The science provisions include a five-year $102 billion authorization for the National Science Foundation, Commerce Department and National Institutes of Standards and Technology to increase investments in research and development. If appropriators provide those authorized funds in the annual spending bills, it would represent a $52 billion increase over baseline funding.
The bulk of the five-year funding authorization, $81 billion, is for the NSF; $36 billion of that is on top of baseline funding, including $20 billion for a technology, innovation and partnerships directorate. The measure would also set aside 20 percent of the authorized NSF funds for 25 states and three territories that typically lack the population and financial resources to compete with bigger states for research dollars.
The $11 billion Commerce Department authorization, all of which is on top of baseline funding, includes $10 billion for regional technology hubs and $1 billion for a pilot program to provide economic development grants to persistently distressed communities. The $9 billion authorization for NIST, which would represent a $4 billion increase over baseline funding, is focused on boosting smaller manufacturers, shoring up the domestic supply chain and building education and workforce development programs.
The bill would also provide five-year funding authorizations for various Energy Department research and development programs and facility upgrades, including roughly $15 billion for basic energy sciences, around $7 billion each for advanced scientific computing and high-energy physics, roughly $6 billion for nuclear physics and nearly $5 billion for biological and environmental sciences, among others.
Finishing broader bill?
Schumer and senators from both parties who were involved in conference negotiations on the broader Senate and House competition bills have said they want to see that process play out so pieces left out of the current measure can still make it to Biden’s desk.
Schumer said Wednesday he intends to put a resulting package on the Senate floor in September.
“I'm going to finish the conference,” Senate Commerce Chair Maria Cantwell, D-Wash., who has led the conference negotiations, said. “Members really did put in a lot of time and energy on other pieces of this.”
For example, Cantwell said Senate Foreign Relations Chair Bob Menendez, D-N.J., and Jim Risch, R-Idaho, have “a very, very substantive Indo-Pacific agenda” they were working to include. The Senate Finance and House Ways and Means panels had also been working on resolving their different approaches to trade provisions.
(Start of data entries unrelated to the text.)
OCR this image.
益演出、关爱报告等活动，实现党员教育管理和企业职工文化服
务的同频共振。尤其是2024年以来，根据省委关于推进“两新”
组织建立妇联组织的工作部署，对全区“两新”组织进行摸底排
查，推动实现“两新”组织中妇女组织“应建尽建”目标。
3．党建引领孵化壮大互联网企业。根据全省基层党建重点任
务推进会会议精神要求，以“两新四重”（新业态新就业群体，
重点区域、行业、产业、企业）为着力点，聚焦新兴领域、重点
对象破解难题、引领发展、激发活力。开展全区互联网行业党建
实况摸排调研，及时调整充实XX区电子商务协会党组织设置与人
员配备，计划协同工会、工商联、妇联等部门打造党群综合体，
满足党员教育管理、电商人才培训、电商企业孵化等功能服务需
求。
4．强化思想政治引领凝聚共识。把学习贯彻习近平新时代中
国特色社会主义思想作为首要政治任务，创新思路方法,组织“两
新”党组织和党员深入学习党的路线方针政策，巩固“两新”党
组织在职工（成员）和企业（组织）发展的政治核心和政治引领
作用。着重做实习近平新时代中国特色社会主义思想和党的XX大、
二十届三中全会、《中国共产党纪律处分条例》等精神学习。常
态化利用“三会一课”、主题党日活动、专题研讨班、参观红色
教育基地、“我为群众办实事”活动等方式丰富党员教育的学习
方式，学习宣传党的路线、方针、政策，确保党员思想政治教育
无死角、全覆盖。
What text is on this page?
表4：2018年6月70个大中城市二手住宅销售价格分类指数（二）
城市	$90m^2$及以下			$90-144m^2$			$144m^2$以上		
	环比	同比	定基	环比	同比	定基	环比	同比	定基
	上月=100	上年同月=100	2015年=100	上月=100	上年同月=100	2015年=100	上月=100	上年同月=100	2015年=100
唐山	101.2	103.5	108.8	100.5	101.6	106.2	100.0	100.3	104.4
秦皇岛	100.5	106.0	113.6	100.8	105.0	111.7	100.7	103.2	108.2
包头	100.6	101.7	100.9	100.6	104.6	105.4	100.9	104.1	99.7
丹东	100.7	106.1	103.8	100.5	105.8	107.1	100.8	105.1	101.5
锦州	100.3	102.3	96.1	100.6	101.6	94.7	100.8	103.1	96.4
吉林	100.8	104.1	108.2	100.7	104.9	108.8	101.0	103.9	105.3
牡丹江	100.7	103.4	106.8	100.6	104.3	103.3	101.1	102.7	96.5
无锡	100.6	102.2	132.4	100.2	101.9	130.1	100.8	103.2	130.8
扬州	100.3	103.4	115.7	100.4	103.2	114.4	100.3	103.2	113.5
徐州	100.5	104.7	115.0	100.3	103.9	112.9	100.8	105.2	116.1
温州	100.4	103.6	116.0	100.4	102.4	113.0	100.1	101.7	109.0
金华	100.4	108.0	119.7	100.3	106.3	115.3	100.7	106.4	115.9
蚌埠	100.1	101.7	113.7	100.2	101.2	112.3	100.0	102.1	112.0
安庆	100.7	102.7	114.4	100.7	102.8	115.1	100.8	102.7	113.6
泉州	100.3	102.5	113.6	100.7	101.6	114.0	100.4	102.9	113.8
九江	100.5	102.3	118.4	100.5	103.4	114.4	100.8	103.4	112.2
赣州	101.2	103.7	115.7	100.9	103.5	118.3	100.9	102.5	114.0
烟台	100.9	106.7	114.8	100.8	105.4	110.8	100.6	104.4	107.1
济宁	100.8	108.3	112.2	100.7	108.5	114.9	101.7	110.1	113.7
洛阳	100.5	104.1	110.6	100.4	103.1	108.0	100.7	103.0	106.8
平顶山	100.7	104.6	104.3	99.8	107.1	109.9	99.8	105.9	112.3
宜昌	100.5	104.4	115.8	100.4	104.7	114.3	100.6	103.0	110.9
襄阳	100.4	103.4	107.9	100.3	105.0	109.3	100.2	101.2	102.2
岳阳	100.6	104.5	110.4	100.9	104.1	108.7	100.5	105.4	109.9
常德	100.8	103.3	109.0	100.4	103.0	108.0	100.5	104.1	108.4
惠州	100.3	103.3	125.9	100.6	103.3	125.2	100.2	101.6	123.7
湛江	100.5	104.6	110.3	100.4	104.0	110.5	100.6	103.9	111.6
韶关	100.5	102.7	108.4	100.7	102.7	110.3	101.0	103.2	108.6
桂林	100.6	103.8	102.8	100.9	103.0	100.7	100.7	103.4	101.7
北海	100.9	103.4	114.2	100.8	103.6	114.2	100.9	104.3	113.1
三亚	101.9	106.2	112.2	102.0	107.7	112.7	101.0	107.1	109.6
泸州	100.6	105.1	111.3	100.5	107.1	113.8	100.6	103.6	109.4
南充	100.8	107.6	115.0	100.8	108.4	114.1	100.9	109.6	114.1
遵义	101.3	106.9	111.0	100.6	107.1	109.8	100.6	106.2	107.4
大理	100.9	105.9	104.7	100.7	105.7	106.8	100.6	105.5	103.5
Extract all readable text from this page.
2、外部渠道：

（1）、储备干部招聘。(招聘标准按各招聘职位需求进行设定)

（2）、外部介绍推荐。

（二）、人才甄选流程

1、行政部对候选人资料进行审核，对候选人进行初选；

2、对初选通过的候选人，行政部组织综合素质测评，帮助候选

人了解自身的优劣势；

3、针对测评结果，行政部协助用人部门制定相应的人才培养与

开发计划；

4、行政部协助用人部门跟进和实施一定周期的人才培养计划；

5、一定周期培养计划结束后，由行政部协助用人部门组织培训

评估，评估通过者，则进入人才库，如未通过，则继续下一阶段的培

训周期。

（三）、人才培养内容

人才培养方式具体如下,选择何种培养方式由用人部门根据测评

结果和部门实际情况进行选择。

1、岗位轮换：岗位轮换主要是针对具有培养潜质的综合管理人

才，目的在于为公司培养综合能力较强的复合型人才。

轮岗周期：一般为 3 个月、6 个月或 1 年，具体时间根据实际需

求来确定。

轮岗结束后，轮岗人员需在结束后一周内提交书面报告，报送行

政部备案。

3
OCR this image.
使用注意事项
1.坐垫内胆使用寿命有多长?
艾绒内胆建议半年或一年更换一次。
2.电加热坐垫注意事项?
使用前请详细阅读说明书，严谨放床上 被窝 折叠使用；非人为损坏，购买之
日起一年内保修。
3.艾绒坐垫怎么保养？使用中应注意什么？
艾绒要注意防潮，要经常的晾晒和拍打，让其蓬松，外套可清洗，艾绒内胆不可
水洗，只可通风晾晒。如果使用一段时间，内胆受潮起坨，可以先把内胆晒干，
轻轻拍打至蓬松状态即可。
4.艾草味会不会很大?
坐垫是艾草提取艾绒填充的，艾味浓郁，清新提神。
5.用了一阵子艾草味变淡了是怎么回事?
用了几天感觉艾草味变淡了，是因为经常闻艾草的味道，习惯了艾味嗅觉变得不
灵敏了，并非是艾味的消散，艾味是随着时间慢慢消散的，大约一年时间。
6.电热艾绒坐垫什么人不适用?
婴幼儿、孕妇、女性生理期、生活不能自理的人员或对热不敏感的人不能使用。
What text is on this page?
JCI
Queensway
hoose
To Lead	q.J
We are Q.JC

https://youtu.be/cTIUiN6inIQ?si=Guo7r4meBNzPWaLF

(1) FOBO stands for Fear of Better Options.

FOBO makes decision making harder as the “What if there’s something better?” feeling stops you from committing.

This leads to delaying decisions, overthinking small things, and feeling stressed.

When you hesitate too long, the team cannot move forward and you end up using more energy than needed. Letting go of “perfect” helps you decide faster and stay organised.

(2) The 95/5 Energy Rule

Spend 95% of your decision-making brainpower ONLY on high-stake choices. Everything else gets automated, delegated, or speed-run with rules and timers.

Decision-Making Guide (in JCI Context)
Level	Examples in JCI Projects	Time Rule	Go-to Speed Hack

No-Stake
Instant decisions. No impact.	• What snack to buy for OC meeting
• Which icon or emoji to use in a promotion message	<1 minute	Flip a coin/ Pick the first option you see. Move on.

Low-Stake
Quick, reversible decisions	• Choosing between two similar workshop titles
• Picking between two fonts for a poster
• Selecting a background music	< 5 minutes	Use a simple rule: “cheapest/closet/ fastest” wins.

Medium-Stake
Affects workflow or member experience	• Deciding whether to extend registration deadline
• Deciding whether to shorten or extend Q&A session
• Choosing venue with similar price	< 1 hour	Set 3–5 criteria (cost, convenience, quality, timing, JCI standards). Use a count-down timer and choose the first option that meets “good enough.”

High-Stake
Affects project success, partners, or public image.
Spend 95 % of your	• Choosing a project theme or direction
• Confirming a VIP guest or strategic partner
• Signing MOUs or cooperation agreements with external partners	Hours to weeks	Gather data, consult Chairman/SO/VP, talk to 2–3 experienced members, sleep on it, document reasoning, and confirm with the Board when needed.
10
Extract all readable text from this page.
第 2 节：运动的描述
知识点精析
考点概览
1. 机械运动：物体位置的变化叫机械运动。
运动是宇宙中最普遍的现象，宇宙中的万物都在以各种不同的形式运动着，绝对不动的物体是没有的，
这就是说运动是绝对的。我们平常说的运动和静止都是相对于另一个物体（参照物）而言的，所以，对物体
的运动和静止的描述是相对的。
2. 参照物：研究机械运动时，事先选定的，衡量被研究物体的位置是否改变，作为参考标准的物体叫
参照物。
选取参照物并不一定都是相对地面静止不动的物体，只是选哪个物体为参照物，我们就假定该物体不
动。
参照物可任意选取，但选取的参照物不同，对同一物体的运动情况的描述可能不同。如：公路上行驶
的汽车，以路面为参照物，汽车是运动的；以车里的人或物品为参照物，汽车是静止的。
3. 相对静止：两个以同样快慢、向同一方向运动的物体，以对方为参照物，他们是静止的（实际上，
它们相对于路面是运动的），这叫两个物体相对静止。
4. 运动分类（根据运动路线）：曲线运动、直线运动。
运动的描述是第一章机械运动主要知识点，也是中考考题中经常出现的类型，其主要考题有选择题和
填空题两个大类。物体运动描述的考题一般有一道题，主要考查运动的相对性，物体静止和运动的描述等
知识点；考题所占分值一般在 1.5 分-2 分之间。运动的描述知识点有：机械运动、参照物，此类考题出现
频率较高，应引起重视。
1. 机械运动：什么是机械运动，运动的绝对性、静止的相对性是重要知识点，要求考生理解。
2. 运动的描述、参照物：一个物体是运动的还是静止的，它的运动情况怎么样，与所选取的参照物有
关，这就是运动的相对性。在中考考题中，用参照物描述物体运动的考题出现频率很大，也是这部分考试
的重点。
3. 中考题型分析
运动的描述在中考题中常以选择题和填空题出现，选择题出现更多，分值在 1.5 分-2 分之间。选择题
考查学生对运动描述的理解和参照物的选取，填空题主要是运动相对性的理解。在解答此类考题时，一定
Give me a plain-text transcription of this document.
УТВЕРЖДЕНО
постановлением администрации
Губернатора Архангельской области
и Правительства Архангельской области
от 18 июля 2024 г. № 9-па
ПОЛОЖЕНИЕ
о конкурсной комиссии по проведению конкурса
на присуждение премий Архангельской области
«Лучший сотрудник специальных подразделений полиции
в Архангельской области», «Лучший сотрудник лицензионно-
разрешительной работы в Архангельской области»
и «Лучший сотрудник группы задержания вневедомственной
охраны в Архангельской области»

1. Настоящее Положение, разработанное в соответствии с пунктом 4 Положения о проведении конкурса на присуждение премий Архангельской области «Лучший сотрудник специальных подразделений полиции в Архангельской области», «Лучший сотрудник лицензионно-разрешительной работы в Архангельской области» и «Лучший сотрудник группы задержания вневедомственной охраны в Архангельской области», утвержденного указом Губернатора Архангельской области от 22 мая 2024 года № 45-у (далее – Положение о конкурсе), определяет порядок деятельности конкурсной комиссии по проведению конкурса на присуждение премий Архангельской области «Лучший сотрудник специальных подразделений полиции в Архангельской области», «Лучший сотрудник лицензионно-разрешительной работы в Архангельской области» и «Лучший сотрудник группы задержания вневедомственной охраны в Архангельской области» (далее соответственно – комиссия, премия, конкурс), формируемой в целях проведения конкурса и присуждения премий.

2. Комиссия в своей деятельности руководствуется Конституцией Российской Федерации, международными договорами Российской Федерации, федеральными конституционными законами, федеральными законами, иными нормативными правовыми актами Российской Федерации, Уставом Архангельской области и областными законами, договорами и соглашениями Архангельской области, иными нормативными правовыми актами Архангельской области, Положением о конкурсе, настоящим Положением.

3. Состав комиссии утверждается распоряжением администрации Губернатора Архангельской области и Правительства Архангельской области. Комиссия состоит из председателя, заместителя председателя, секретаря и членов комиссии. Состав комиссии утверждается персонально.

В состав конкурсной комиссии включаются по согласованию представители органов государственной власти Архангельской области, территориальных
“The trade provisions, the outbound investment provisions and so forth — those were the most difficult to negotiate, which is why they weren't closed out, but I agree that we should give it a shot,” Indiana Sen. Todd Young, one of the lead Republican conferees, said.
Other GOP conferees also said they’d like to bring negotiations on the remaining provisions to a conclusion, but Senate Minority Whip John Thune, R-S.D., said he doubts there’d be enough support given that the science provisions added to this version “satisfied most of the interest out there.”
“A lot of stuff that got left out that originated in the House were things that were never going to make it through the Senate anyway,” Thune said.
Kathleen Bever contributed to this report.